6. The maintenance method according to claim 1, wherein

the first driving signal has a first number of first driving pulses for driving the one first driving element to discharge the liquid from the one first nozzle,

the second driving signal has a second number of second driving pulses, which is different from the first number, for driving the one second driving element to discharge the liquid from the one second nozzle,

the third driving signal has a third number of third driving pulses, which is different from the first number, for driving the one first driving element to discharge the liquid from the one first nozzle, and

the fourth driving signal has a fourth number of fourth driving pulses, which is different from the second number and the third number, for driving the one second driving element to discharge the liquid from the one second nozzle.

7. The maintenance method according to claim 6, wherein

a waveform of the first driving pulse, a waveform of the second driving pulse, a waveform of the third driving pulse, and a waveform of the fourth driving pulse have the same shape,

the first number and the fourth number are the same number, and

the second number and the third number are the same number.

8. The maintenance method according to claim 1, wherein

the first driving signal has a first driving pulse for driving the one first driving element to discharge the liquid from the one first nozzle,

the second driving signal has a second driving pulse for driving the one second driving element to discharge the liquid from the one second nozzle,

the third driving signal has a third driving pulse for driving the one first driving element to discharge the liquid from the one first nozzle,

the fourth driving signal has a fourth driving pulse for driving the one second driving element to discharge the liquid from the one second nozzle,

a waveform of the first driving pulse is different from a waveform of the second driving pulse,

the waveform of the first driving pulse is different from a waveform of the third driving pulse,

the waveform of the second driving pulse is different from a waveform of the fourth driving pulse, and

the waveform of the third driving pulse is different from the waveform of the fourth driving pulse.

9. The maintenance method according to claim 8, wherein

the waveform of the first driving pulse and the waveform of the fourth driving pulse have the same shape, and

the waveform of the second driving pulse and the waveform of the third driving pulse have the same shape.

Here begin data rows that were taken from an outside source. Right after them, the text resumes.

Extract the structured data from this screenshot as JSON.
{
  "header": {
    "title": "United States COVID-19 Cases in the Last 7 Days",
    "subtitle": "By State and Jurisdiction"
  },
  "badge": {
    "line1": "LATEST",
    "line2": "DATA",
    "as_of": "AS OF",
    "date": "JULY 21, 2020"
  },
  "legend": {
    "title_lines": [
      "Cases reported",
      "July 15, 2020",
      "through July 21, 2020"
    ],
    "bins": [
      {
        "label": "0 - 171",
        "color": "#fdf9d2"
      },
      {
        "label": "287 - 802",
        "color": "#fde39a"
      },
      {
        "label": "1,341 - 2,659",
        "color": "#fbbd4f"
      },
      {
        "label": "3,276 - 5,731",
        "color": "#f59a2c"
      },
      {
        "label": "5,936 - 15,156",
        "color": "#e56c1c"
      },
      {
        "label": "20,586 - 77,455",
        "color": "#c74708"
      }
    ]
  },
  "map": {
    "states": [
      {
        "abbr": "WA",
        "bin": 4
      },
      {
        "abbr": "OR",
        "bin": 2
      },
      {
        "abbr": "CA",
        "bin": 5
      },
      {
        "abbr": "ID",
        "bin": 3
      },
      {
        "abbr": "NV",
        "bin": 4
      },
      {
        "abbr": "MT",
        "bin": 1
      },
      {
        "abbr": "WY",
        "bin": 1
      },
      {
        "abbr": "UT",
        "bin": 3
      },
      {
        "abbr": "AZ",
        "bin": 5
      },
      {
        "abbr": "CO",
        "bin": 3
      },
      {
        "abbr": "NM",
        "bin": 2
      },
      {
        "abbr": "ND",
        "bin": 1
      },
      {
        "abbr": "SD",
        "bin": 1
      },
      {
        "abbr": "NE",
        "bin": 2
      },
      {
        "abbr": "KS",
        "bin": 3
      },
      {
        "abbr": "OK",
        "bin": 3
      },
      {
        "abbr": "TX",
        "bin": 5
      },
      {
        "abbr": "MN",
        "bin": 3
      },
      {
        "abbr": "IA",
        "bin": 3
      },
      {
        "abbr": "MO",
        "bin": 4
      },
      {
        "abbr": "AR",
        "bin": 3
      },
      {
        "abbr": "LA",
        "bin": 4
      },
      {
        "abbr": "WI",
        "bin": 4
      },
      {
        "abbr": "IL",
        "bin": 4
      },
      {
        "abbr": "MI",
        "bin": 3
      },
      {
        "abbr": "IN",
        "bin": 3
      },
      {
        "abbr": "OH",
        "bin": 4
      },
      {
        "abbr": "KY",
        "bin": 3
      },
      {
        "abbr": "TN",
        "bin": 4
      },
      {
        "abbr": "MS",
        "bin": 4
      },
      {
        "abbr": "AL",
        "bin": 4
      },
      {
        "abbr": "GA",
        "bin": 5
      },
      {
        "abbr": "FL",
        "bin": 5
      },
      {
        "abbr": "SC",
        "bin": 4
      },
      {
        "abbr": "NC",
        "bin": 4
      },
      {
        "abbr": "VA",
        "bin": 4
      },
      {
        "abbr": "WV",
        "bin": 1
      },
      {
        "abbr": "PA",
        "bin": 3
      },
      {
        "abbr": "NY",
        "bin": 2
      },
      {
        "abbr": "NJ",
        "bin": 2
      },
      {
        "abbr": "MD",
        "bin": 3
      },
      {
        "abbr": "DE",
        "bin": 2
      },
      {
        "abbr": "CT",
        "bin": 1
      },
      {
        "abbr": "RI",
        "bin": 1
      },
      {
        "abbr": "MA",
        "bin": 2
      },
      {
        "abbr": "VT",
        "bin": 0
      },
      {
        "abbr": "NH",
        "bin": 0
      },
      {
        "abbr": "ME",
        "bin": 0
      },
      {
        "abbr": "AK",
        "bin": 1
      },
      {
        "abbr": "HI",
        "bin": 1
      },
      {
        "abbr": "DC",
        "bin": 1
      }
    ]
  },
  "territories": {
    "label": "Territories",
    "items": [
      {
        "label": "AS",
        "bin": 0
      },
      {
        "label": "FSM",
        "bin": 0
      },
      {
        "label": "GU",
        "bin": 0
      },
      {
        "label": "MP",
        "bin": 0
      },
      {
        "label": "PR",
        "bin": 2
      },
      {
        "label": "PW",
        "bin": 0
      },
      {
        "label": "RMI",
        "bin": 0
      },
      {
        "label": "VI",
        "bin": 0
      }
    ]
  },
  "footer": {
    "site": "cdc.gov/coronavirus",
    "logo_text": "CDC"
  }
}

10. The maintenance method according to claim 8, wherein

a speed of the liquid discharged from the one first nozzle when the one first driving element is driven by the first driving pulse is higher than a speed of the liquid discharged from the one second nozzle when the one second driving element is driven by the second driving pulse.

11. The maintenance method according to claim 8, wherein

an amount of the liquid discharged from the one first nozzle when the one first driving element is driven by the first driving pulse is greater than an amount of the liquid discharged from the one second nozzle when the one second driving element is driven by the second driving pulse.

12. The maintenance method according to claim 1, wherein

the first waveform and the fourth waveform have the same shape, and

the second waveform and the third waveform have the same shape.

13. The maintenance method according to claim 1, wherein

the first nozzle array and the second nozzle array are adjacent to each other.